Legal services remain attractive to money launderers and every so often it’s important to check that the fundamental elements of your risk procedure are in place. Pearl Moses revisits the core elements of risk assessments.

What is your risk rating?

There are no black and white rules that explain when your firm is at high risk of exposure to money laundering activity but factors that will play a part in setting your risk rating include:

  • the type of work you do
  • how often you engage in regulated activities
  • who your clients are and whether you occasionally work with PEPs
  • where your clients are based
  • what delivery channels you use to complete your work

It is important to be self-critical during this exercise - the requirement to undertake and maintain a documented firm-wide risk assessment is a key feature of the ‘risk-based approach’ to preventing and detecting money laundering that is mandated by the SRA and the Financial Action Task Force (FATF).

Regardless of the size of your practice or the amount of regulated work you undertake, you need to ensure your practice-wide risk assessment is written down and considers as a minimum the information contained in the UK’s latest national risk assessment and the SRA’s risk assessment of the legal sector.

The firm-wide risk assessment is your starting point and will allow you to both manage, mitigate and document your risks in the most effective way.

Client and matter risk assessments

In addition to the practice-wide risk assessment you will need to undertake a money laundering risk assessment at client level and matter level, which will inform the way you conduct your customer due diligence and ongoing monitoring.

One of the ways that smaller firms can meet the requirements set out in the Regulations is by creating a standardised client due diligence (CDD) form to be completed for each new client/matter.

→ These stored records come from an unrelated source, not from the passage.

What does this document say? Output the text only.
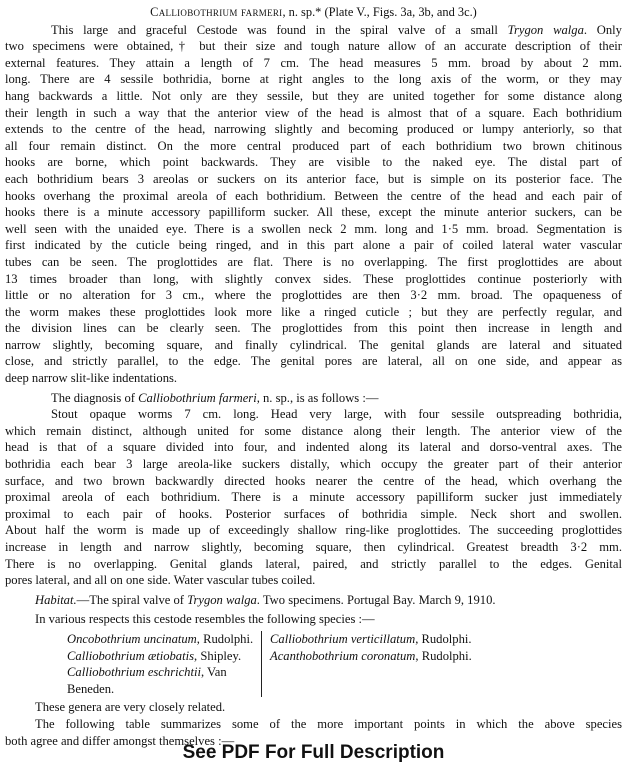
Calliobothrium farmeri, n. sp.* (Plate V., Figs. 3a, 3b, and 3c.)
This large and graceful Cestode was found in the spiral valve of a small Trygon walga. Only
two specimens were obtained,† but their size and tough nature allow of an accurate description of their
external features. They attain a length of 7 cm. The head measures 5 mm. broad by about 2 mm.
long. There are 4 sessile bothridia, borne at right angles to the long axis of the worm, or they may
hang backwards a little. Not only are they sessile, but they are united together for some distance along
their length in such a way that the anterior view of the head is almost that of a square. Each bothridium
extends to the centre of the head, narrowing slightly and becoming produced or lumpy anteriorly, so that
all four remain distinct. On the more central produced part of each bothridium two brown chitinous
hooks are borne, which point backwards. They are visible to the naked eye. The distal part of
each bothridium bears 3 areolas or suckers on its anterior face, but is simple on its posterior face. The
hooks overhang the proximal areola of each bothridium. Between the centre of the head and each pair of
hooks there is a minute accessory papilliform sucker. All these, except the minute anterior suckers, can be
well seen with the unaided eye. There is a swollen neck 2 mm. long and 1·5 mm. broad. Segmentation is
first indicated by the cuticle being ringed, and in this part alone a pair of coiled lateral water vascular
tubes can be seen. The proglottides are flat. There is no overlapping. The first proglottides are about
13 times broader than long, with slightly convex sides. These proglottides continue posteriorly with
little or no alteration for 3 cm., where the proglottides are then 3·2 mm. broad. The opaqueness of
the worm makes these proglottides look more like a ringed cuticle ; but they are perfectly regular, and
the division lines can be clearly seen. The proglottides from this point then increase in length and
narrow slightly, becoming square, and finally cylindrical. The genital glands are lateral and situated
close, and strictly parallel, to the edge. The genital pores are lateral, all on one side, and appear as
deep narrow slit-like indentations.
The diagnosis of Calliobothrium farmeri, n. sp., is as follows :—
Stout opaque worms 7 cm. long. Head very large, with four sessile outspreading bothridia,
which remain distinct, although united for some distance along their length. The anterior view of the
head is that of a square divided into four, and indented along its lateral and dorso-ventral axes. The
bothridia each bear 3 large areola-like suckers distally, which occupy the greater part of their anterior
surface, and two brown backwardly directed hooks nearer the centre of the head, which overhang the
proximal areola of each bothridium. There is a minute accessory papilliform sucker just immediately
proximal to each pair of hooks. Posterior surfaces of bothridia simple. Neck short and swollen.
About half the worm is made up of exceedingly shallow ring-like proglottides. The succeeding proglottides
increase in length and narrow slightly, becoming square, then cylindrical. Greatest breadth 3·2 mm.
There is no overlapping. Genital glands lateral, paired, and strictly parallel to the edges. Genital
pores lateral, and all on one side. Water vascular tubes coiled.
Habitat.—The spiral valve of Trygon walga. Two specimens. Portugal Bay. March 9, 1910.
In various respects this cestode resembles the following species :—
Oncobothrium uncinatum, Rudolphi.
Calliobothrium ætiobatis, Shipley.
Calliobothrium eschrichtii, Van Beneden.
Calliobothrium verticillatum, Rudolphi.
Acanthobothrium coronatum, Rudolphi.
These genera are very closely related.
The following table summarizes some of the more important points in which the above species
both agree and differ amongst themselves :—
See PDF For Full Description
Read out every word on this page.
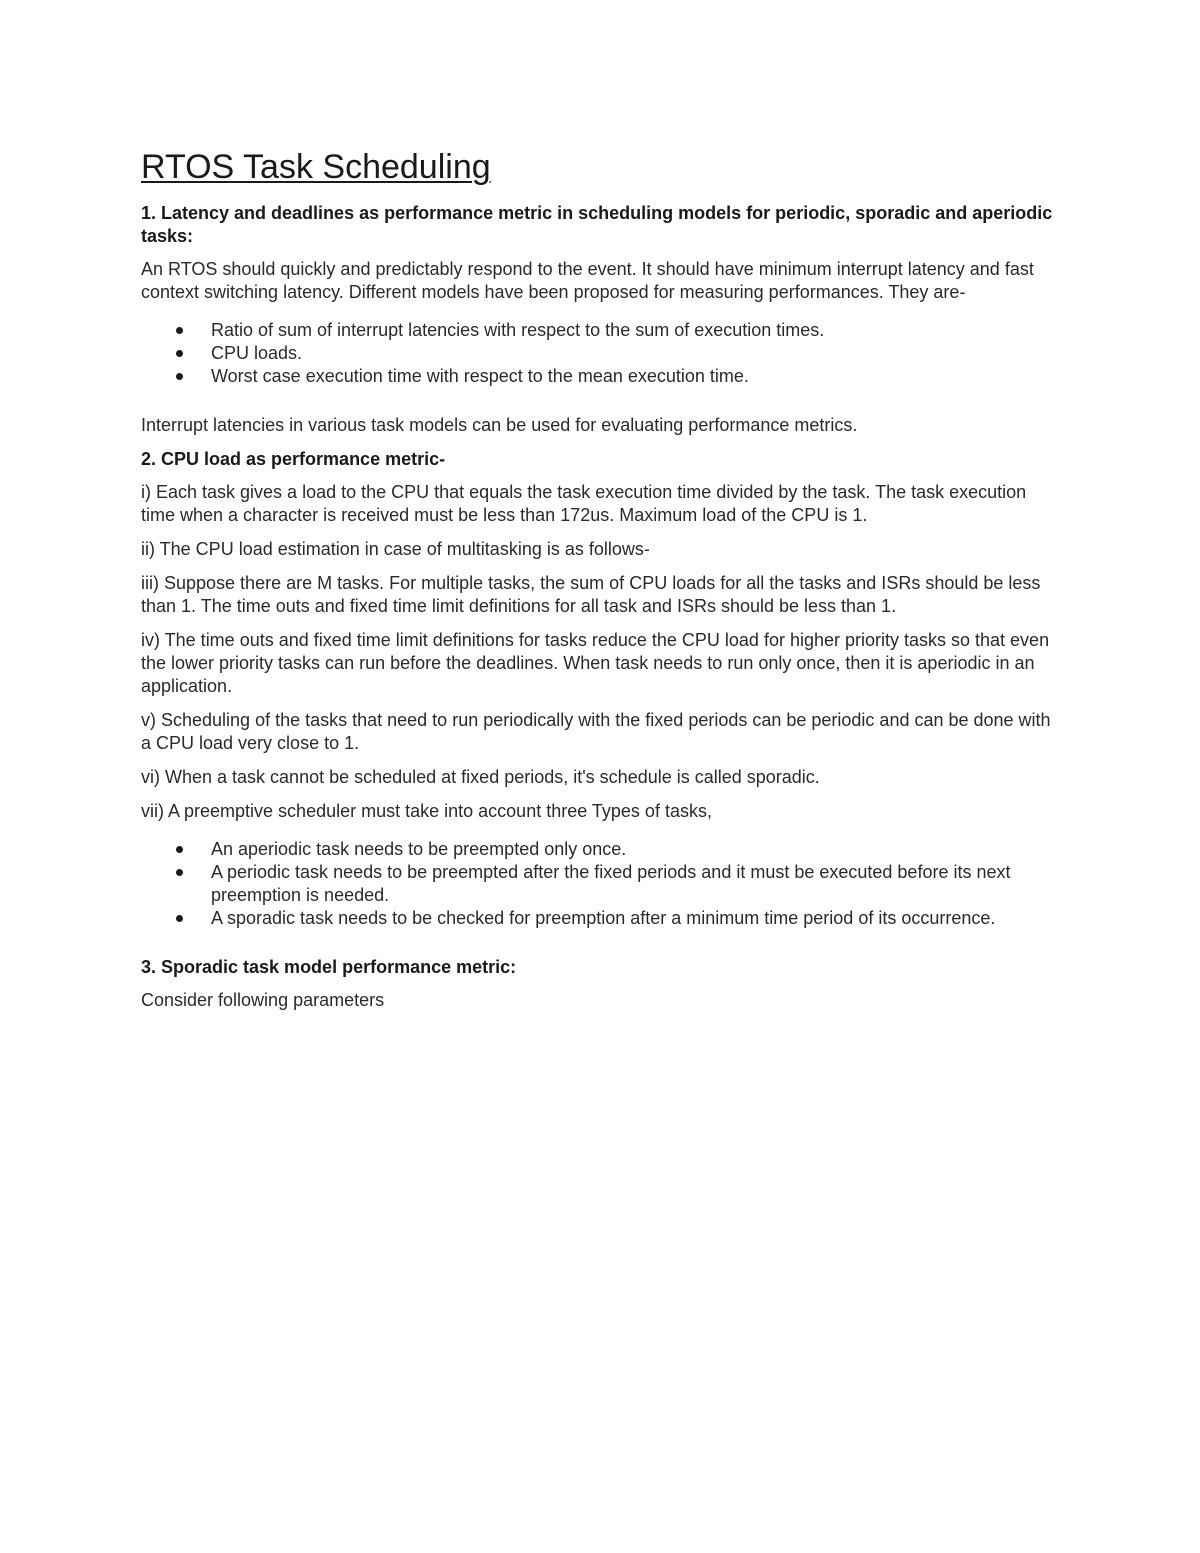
RTOS Task Scheduling

1. Latency and deadlines as performance metric in scheduling models for periodic, sporadic and aperiodic tasks:

An RTOS should quickly and predictably respond to the event. It should have minimum interrupt latency and fast context switching latency. Different models have been proposed for measuring performances. They are-

Ratio of sum of interrupt latencies with respect to the sum of execution times.
CPU loads.
Worst case execution time with respect to the mean execution time.

Interrupt latencies in various task models can be used for evaluating performance metrics.

2. CPU load as performance metric-

i) Each task gives a load to the CPU that equals the task execution time divided by the task. The task execution time when a character is received must be less than 172us. Maximum load of the CPU is 1.

ii) The CPU load estimation in case of multitasking is as follows-

iii) Suppose there are M tasks. For multiple tasks, the sum of CPU loads for all the tasks and ISRs should be less than 1. The time outs and fixed time limit definitions for all task and ISRs should be less than 1.

iv) The time outs and fixed time limit definitions for tasks reduce the CPU load for higher priority tasks so that even the lower priority tasks can run before the deadlines. When task needs to run only once, then it is aperiodic in an application.

v) Scheduling of the tasks that need to run periodically with the fixed periods can be periodic and can be done with a CPU load very close to 1.

vi) When a task cannot be scheduled at fixed periods, it's schedule is called sporadic.

vii) A preemptive scheduler must take into account three Types of tasks,

An aperiodic task needs to be preempted only once.
A periodic task needs to be preempted after the fixed periods and it must be executed before its next preemption is needed.
A sporadic task needs to be checked for preemption after a minimum time period of its occurrence.

3. Sporadic task model performance metric:

Consider following parameters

Along with information on the client’s personal details and the purpose and nature of the instructions, such a form should specify the risk-rating allocated to the client/matter in accordance with the procedure set out in your firm-wide risk assessment, and any checks conducted subsequently in line with that risk-rating.

Risk-ratings could be allocated as follows:

  • low - this rating can be given, for example, when the client is a bank, publicly listed company or public body. In such cases simplified due diligence (SDD) can be applied in accordance with reg 37
  • standard - for example, when the client is a private company or an individual and no red flags are present
  • high - this rating is given, for example, when the client is in a high risk third country, is a politically exposed person (PEP) or if the transaction is complex or unusually large and has no apparent economic or legal purpose. In such cases enhanced due diligence (EDD) has to be applied

The form should include a section on the date of any ongoing monitoring performed on the file.

Red flags

Types of clients

Certain warning signs from clients could increase your risk and require further investigation.

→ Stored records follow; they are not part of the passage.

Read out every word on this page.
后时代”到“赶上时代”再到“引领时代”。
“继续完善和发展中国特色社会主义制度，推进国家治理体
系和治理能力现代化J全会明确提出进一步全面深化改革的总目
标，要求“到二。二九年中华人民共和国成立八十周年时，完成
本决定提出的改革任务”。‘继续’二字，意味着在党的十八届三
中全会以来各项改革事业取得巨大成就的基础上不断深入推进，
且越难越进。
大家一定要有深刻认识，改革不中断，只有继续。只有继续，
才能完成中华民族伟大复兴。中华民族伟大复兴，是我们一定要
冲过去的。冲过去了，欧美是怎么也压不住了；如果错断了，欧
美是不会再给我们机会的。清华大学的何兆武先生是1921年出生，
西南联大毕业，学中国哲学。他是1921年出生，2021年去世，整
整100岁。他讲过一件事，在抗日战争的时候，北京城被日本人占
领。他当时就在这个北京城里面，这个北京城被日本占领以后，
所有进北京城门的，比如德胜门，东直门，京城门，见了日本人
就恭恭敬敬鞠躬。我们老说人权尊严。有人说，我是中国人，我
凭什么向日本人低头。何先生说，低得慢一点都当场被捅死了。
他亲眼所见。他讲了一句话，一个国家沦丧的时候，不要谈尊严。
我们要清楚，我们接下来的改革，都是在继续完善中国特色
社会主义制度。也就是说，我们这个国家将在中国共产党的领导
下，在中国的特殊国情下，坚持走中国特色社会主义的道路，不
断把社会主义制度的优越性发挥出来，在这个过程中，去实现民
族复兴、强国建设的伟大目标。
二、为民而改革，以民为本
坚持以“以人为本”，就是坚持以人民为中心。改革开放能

  • What is the client’s business?
  • Are they a politically exposed person (PEP)?
  • Are they evasive about identification or difficult to verify?
  • Does the client have criminal convictions/associations or confiscation/restraint orders?
  • Do they have an unusually high level of knowledge about money laundering?

Countries or geographic areas of operation

Country risk factors should feature prominently in your firm-wide risk assessment.

Consider whether the jurisdictions in which your clients, or the beneficial owners of your clients, are based or operate their businesses:

  • have deficient anti-money laundering legislation, systems and practice
  • have high levels of acquisitive crime or higher levels of corruption
  • are situated in ‘offshore financial centres’ or tax havens
  • are subject to sanctions

Products or services

Much of a firm’s AML risk depends on the services or combination of services that they offer.

The Legal Sector Affinity Group guidance identifies the following as posing the highest risk of being used for money laundering:

  • misuse/abuse of client accounts
  • sale/purchase of real property
  • creation of trusts, companies and charities
  • management of trusts and companies
  • sham litigation


Consider how frequently you carry out higher risk transactions.

Factors that might make a transaction higher risk include:

  • the size and value of the transaction
  • the payment type (eg cash, bitcoin)
  • transactions or products that are complex, facilitate anonymity or don’t fit a usual pattern

Delivery channels

The way services are delivered can enhance or reduce your risk.

  • Is the method of delivery transparent or complex?
  • Be wary of payments to and from third parties, particularly if they’re unexpected.
  • Do you act for your clients without meeting them? If you do, you must be satisfied that not meeting the client makes sense in all the circumstances.

 Your risk assessment should list the steps you take to mitigate the money laundering risk in the work your firm engages in.

You should reference your policies, controls and procedures, make sure all staff are trained and put in place an ongoing system of monitoring to make sure that your risk assessment is up-to-date.

Pearl Moses is head of risk and compliance at the Law Society.